Avoid tight coupling between GPU and CPU work that latency can affect.
Resolution
Support multiple resolutions for desktop applications, as well as the ability to toggle between windowed and full-screen modes.
Dynamic Resolution
To present the best resolution available and to preserve frame rate, downgrade or upgrade the resolution automatically as the application becomes more or less GPU bound.
Audio
The minimum size for audio packets can be larger or smaller on different systems.
Attempts to synchronize gameplay to audio by making assumptions on the size of those packets can result in audio stutter.

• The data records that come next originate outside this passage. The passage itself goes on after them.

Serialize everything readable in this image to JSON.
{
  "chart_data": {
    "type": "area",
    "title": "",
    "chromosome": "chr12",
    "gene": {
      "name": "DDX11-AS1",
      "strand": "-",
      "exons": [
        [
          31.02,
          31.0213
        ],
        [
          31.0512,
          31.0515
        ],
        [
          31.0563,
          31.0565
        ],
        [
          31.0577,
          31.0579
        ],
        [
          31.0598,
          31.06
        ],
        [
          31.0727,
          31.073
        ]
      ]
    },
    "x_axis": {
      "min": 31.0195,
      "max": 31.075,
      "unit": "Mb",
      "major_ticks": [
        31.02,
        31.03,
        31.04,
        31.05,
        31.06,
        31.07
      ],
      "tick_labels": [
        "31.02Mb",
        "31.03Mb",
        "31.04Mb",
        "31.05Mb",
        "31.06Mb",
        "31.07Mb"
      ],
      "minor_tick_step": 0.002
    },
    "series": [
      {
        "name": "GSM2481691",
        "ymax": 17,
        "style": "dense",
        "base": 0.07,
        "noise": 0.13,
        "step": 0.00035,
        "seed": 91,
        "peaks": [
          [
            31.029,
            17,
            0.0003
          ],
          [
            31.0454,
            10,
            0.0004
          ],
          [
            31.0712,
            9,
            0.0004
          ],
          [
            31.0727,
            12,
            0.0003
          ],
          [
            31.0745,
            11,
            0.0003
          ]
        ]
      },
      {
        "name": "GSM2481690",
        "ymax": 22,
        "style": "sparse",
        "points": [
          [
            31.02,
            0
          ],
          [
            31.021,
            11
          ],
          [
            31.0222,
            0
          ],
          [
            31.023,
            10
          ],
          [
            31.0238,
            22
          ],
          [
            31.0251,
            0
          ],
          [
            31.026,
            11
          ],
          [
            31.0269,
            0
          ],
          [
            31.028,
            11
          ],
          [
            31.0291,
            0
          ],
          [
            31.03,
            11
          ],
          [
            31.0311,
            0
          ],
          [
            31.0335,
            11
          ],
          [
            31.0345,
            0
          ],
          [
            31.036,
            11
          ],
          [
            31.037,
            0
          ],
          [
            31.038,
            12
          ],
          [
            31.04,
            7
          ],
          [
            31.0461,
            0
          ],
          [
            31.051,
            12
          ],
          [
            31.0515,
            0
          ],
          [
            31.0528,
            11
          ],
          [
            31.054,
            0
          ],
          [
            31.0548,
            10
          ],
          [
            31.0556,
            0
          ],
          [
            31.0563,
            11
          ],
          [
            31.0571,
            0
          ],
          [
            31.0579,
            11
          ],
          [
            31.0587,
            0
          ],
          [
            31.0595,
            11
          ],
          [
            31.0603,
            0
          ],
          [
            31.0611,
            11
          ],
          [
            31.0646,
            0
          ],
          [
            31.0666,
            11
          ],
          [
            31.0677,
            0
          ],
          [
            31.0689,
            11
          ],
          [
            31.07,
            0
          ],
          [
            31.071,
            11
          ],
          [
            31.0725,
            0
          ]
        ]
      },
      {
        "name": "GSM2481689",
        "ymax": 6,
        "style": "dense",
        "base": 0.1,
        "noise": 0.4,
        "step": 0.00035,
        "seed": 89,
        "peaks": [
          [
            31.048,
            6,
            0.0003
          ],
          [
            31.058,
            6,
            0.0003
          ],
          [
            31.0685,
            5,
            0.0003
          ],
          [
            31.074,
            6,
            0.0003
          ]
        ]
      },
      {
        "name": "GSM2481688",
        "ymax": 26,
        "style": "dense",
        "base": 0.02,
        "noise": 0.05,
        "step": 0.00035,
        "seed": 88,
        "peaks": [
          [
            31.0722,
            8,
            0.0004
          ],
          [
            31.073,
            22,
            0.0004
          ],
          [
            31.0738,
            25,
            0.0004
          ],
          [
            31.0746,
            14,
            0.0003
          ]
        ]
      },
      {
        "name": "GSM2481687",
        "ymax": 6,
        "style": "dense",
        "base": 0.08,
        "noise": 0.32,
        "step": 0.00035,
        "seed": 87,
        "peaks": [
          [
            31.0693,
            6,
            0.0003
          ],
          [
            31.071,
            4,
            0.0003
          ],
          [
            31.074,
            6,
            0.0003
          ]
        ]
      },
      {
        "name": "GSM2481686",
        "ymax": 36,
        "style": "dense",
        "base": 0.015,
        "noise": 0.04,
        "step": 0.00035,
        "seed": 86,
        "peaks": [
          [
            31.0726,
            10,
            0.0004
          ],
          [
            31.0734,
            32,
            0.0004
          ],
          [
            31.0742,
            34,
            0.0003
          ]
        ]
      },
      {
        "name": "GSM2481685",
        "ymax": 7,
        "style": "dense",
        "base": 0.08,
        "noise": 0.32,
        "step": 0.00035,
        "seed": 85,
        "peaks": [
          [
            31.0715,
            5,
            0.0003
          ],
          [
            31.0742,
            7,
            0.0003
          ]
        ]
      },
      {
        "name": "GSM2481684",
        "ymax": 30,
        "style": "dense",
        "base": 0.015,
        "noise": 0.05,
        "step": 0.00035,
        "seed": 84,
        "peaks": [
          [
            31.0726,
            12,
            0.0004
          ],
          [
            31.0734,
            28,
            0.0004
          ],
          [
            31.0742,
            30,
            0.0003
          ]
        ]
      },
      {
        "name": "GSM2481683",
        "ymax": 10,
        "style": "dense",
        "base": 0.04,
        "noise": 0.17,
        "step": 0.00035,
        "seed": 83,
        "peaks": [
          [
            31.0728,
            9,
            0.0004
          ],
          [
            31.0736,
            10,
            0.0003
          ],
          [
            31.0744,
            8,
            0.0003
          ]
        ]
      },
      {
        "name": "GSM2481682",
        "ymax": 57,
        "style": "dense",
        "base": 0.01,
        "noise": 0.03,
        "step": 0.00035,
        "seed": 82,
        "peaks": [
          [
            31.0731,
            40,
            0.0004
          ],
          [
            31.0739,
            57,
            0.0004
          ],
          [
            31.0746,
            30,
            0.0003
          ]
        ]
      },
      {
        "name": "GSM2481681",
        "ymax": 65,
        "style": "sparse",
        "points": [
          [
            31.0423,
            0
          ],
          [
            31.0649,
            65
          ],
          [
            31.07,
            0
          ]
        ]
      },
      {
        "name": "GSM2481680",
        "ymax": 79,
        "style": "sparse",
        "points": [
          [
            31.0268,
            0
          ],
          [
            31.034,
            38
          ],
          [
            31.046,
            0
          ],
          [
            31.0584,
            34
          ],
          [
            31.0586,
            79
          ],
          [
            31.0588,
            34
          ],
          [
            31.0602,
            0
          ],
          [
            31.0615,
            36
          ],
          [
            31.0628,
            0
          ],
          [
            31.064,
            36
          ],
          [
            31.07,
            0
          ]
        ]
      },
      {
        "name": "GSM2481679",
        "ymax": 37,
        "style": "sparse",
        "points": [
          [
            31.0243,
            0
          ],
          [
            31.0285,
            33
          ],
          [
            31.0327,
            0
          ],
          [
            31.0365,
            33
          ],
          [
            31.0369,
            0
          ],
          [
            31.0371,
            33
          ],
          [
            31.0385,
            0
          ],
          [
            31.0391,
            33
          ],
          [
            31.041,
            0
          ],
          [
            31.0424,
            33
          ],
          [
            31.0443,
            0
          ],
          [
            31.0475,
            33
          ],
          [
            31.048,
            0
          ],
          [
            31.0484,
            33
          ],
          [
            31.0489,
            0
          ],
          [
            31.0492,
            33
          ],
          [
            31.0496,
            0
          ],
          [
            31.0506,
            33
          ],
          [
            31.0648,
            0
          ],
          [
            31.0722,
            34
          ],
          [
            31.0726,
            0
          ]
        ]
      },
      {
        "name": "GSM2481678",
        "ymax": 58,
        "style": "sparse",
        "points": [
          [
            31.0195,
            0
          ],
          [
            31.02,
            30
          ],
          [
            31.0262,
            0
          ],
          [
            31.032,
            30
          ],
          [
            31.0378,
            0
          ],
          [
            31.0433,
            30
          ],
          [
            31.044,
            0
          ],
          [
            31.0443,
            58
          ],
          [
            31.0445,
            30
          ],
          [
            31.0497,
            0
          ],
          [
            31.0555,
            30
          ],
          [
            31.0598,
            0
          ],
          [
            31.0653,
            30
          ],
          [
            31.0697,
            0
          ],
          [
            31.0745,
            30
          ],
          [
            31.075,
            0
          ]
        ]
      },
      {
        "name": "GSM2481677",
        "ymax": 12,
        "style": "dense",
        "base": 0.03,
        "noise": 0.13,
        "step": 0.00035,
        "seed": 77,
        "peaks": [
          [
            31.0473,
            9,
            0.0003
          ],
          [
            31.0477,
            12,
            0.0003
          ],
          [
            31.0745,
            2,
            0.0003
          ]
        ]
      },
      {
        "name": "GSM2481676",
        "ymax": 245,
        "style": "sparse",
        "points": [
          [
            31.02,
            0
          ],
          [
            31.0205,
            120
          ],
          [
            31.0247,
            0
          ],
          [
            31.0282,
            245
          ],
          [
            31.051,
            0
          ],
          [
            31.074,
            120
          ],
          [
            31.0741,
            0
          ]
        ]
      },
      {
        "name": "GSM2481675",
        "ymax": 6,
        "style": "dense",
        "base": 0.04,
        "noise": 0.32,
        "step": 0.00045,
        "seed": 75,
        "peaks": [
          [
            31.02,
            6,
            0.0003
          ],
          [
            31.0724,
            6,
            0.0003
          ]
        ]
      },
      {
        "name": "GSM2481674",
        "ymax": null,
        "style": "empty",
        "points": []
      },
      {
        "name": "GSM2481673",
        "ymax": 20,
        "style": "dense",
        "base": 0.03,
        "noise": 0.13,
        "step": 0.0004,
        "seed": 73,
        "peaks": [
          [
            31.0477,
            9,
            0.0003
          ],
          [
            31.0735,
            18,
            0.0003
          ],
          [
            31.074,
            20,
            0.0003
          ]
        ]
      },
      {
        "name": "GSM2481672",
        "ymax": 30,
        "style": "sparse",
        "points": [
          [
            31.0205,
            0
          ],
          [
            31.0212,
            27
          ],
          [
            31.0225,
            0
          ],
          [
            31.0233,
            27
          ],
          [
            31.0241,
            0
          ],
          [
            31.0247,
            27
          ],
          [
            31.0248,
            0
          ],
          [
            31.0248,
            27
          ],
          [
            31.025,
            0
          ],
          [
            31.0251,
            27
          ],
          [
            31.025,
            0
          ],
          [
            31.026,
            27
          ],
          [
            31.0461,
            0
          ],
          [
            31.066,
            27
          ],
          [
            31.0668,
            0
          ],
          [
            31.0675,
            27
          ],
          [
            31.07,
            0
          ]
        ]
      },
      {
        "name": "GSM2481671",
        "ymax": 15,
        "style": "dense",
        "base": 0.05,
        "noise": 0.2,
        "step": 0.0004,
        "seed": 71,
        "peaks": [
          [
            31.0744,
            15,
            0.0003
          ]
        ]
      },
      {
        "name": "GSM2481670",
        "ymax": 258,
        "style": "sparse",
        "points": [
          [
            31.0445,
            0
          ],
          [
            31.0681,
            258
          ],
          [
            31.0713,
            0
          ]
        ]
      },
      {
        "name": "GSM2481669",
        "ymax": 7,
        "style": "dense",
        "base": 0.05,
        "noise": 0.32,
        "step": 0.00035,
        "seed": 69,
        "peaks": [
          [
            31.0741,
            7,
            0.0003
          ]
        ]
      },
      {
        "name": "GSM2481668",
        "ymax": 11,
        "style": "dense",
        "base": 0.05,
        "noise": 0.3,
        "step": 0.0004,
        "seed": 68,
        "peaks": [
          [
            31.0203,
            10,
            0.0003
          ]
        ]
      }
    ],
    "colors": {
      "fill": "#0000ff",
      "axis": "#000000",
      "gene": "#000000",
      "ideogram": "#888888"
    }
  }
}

The solution is to query the packet sizes from the audio APIs where possible and then adjust the packets sent to the audio hardware to avoid extra latency caused by the OS having to convert the packets to match the hardware.
Networking
Connection time-outs can vary drastically on different platforms.
Be sure to test all network calls under varying conditions.
Avoid testing solely on internal LAN networks, to make sure your title can handle different network topologies, bandwidths and latencies.
Also try adding simulating varying levels of packet-loss and delays to your network system.